By Rory D. Sweeney
Stakeholders continue to react coolly to PJM’s proposed rules for generator fuel-cost policies, spending two and a half hours expressing their concerns at last week’s Market Implementation Committee meeting.
PJM has held three meetings in the past three weeks to explain the policy to stakeholders, several of whom said last week that the rules are more punitive than incentivizing. The RTO is due to make an interim compliance filing on the issue Aug. 16.
The rules have been revised so that sellers without approved fuel-cost policies are not required to submit cost-based offers. They can, however, submit negative price offers and are subject to the greater of their capacity resource’s deficiency charges or nonperformance charges — such as those from a performance hour assessment.
A seller would have 30 days to revise a rejected policy, during which time the seller would revert back to using a previously approved policy.
A seller deemed by PJM and the Independent Market Monitor to have violated its approved policy would be subject to a separate penalty. The amount would be calculated via a formula based on the unit’s capacity and the LMP at its bus. The penalties would begin five days after the seller is notified about the noncompliance.

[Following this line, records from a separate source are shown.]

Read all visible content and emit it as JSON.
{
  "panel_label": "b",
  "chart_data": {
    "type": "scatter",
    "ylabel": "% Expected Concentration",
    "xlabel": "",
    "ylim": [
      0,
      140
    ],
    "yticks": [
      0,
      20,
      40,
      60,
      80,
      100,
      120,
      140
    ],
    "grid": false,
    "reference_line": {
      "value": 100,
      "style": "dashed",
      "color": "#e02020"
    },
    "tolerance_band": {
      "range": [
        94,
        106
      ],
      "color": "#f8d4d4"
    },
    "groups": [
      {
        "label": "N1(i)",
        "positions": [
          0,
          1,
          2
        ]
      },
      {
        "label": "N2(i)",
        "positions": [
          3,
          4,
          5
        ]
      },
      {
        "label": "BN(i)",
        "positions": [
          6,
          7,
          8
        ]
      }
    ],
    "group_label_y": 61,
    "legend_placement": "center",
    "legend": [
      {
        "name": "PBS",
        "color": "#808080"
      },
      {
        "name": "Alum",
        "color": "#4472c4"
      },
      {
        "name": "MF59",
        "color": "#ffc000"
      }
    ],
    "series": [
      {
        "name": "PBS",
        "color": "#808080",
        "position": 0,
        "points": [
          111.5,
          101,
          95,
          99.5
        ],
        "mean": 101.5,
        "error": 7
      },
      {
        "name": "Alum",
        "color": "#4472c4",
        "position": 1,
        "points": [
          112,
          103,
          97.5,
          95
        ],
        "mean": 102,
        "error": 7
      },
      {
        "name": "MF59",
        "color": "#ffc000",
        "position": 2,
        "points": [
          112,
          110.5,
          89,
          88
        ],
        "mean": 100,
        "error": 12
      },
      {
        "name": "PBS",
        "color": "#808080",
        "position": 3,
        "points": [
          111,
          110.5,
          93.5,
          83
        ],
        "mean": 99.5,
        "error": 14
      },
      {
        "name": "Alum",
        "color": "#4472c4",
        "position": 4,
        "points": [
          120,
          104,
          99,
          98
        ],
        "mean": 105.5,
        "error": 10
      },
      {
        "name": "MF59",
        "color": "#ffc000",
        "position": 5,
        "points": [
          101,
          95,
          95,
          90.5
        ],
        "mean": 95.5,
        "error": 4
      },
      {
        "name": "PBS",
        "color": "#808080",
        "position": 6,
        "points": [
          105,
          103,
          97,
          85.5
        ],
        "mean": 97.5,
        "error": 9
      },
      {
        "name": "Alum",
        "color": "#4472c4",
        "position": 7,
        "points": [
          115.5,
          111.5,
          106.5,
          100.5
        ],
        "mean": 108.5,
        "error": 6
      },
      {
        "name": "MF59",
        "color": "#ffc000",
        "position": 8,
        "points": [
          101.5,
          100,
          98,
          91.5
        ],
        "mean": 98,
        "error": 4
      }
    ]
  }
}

The proposal has “significant problems and needs substantial rethinking,” said Monitor Joe Bowring, who distributed his own proposal that requires CP units that don’t have approved policies to make offers, but penalizes them in a way similar to the unit capacity/LMP formula.
“It sounds like one bad rule offset by another bad rule,” Bowring said of PJM’s proposal. “They all have unintended consequences. What that means is that the units aren’t going to offer in, which isn’t what you want. You want units to offer in.”
“Unless we’re just trying to find another way to penalize a generator, can we please rethink this?” asked Jason Cox of Dynegy. Instead, the lost opportunity created by holding sellers to a $0 offer “seems like a pretty efficient way to get them to get a policy done,” he said.
Stakeholders felt the policy lacked clarity. Bob O’Connell of Main Line Electricity Market Consultants said that it has no way to maintain compliance, no procedure for making necessary revisions while maintaining compliance and no timeline for that process.
Ed Tatum of American Municipal Power said stakeholders have expressed “grave concerns” that “this penalty is overly punitive, goes beyond the scope of the order and is generally bad market design.”
Under the proposal, if the Monitor disagreed with a PJM-approved policy, it could refer it to FERC’s Office of Enforcement.
That, said Tatum, is “unacceptable.”
The purpose of the policy is twofold, Bowring explained: to ensure compliance with all requirements to participate in the PJM market and that offers are consistent with competitive offers. Sellers need to document a verifiable and systematic method for calculating cost-based offers, he said.
“There has to be recognition that we’re changing the paradigm about fuel-cost policies; it makes sense to give everyone enough time to get there, but there have to be incentives to get there so people are not simply wasting time [and] everyone’s working toward that same objective,” he said.
Stakeholders questioned how the policies would be reviewed and whether the process or the result was the real focus.
“I’m just hopeful that in the final language, that we’re talking about the reasonableness of the process, not the reasonableness of the result and that that’s really clearly articulated to everybody,” said Mike Borgatti of Gabel Associates.
The proposal is scheduled to be brought to votes by the MIC, along with the Markets and Reliability and Members committees next month, with board approval targeted for October before a filing with FERC.